The proposed method is easy to use, as only two main variables are taken into account, and it does not require elaborate calculations. By simply obtaining a serum LDH value and the CTSS, which are routinely evaluated in COVID-19 patients on admission, the clinician may immediately allocate the patient in the low/moderate or high-risk category and, consequently, decide to conservatively manage the patient or not. In this regard, our approach differs from others that have been recently proposed. Indeed, these latter approaches require the consideration of multiple variables and, sometimes, because of their complexity, even ad hoc calculators [7,8,9,18,19,20]. Another advantage is represented by the fact that the predictive ability is independent of patient comorbidities, which instead need to be taken into account in other previously proposed risk models [7,8,9,18,19,20]. For instance, the BUSTO COVID-19 score takes into account eight clinical and laboratory variables to stratify patients into four groups with an increasing risk of death and other adverse medical outcomes (admission to the ICU and mechanical ventilation), but to quickly calculate the score, a web-based calculator is needed [7]; moreover, a lung ultrasound assessment is required to finalize the score. The SIMI score is easier to obtain but still requires the assessment of six variables independently scored using pre-defined cut-off values [8]. Further complexity characterizes the COVID risk score constructed on 10 variables, including several comorbidities, which again requires an online calculator to yield the likelihood of a hospitalized patient with COVID-19 developing critical illness [9]. Finally, a risk prediction model for assessment of COVID-19 pneumonia progression, developed from a cohort of patients from Wuhan, China, again entails the evaluation of multiple (nine) variables, including several comorbidities [18]. Although all of the above-mentioned risk scores show somewhat similar performance, they nonetheless lack ease of use, which, on the contrary, characterizes our method, along with good reliability.

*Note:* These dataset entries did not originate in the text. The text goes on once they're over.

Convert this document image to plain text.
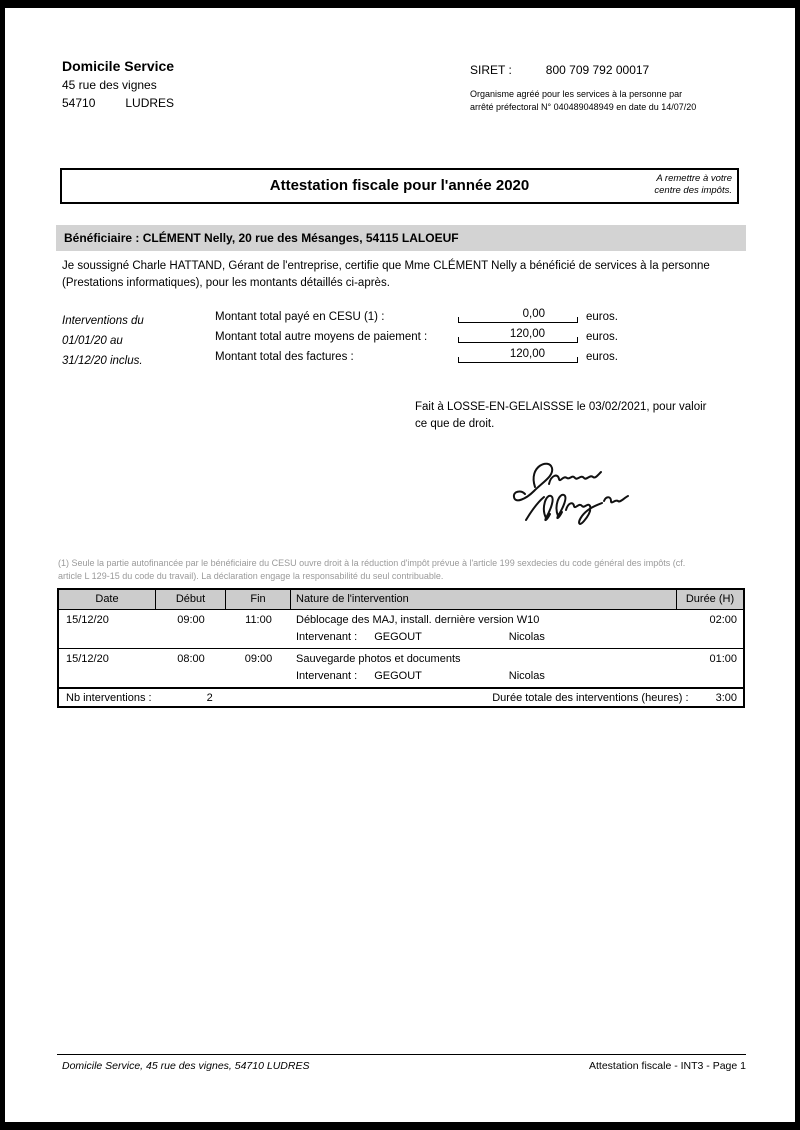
Domicile Service
45 rue des vignes
54710	LUDRES
SIRET :	800 709 792 00017
Organisme agréé pour les services à la personne par
arrêté préfectoral N° 040489048949 en date du 14/07/20
Attestation fiscale pour l'année 2020	A remettre à votre
centre des impôts.
Bénéficiaire : CLÉMENT Nelly, 20 rue des Mésanges, 54115 LALOEUF
Je soussigné Charle HATTAND, Gérant de l'entreprise, certifie que Mme CLÉMENT Nelly a bénéficié de services à la personne
(Prestations informatiques), pour les montants détaillés ci-après.
Interventions du
01/01/20 au
31/12/20 inclus.
Montant total payé en CESU (1) :	0,00	euros.
Montant total autre moyens de paiement :	120,00	euros.
Montant total des factures :	120,00	euros.
Fait à LOSSE-EN-GELAISSSE le 03/02/2021, pour valoir
ce que de droit.
(1) Seule la partie autofinancée par le bénéficiaire du CESU ouvre droit à la réduction d'impôt prévue à l'article 199 sexdecies du code général des impôts (cf.
article L 129-15 du code du travail). La déclaration engage la responsabilité du seul contribuable.
Date	Début	Fin	Nature de l'intervention	Durée (H)
15/12/20	09:00	11:00	Déblocage des MAJ, install. dernière version W10	02:00
Intervenant : GEGOUT	Nicolas
15/12/20	08:00	09:00	Sauvegarde photos et documents	01:00
Intervenant : GEGOUT	Nicolas
Nb interventions :	2	Durée totale des interventions (heures) : 3:00
Domicile Service, 45 rue des vignes, 54710 LUDRES	Attestation fiscale - INT3 - Page 1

From a pathophysiologic point of view, the two variables identified in this study are reciprocally intertwined in the predictive function that emerged from the statistical analysis. Specifically, CTSS is a semiquantitative measure to grade the extent (i.e., the area) of lung involvement [10]; however, it cannot give an estimate of parenchymal lung tissue damage severity. This is exemplified by the findings of patients with the same CTSS but different outcomes, despite matching of characteristics and comorbidities. On the other hand, LDH serum levels may reflect the severity of lung tissue damage [21], regardless of the area of lung involvement as measured by CTSS. Thus, by combining the two variables, a better definition of pulmonary involvement in terms of overall damage severity may be obtained. An immediate consequence is whether the use of lung LDH isoenzyme serum levels may improve the predictive ability of our risk score with respect to total LDH serum levels [21].

Clearly, this study has some limitations. First, because of the relatively small patient population, our results need to be confirmed in larger cohorts; second, the study was conducted in a single center, and therefore, validation in different geographic areas would be desirable; finally, because of the retrospective nature of the study, potential bias may have not been recognized. Nevertheless, its ease of use may justify prospective validation in large cohorts of patients.

5. Conclusions

Two easy-to-obtain parameters (namely, CTSS and LDH) were able to reliably predict a worse evolution of COVID-19 pneumonia with values of >7 and >328 U/L, respectively in patients admitted to an internal medicine ward. The potential impact on the optimization of patient management strategies needs to be investigated in prospective studies.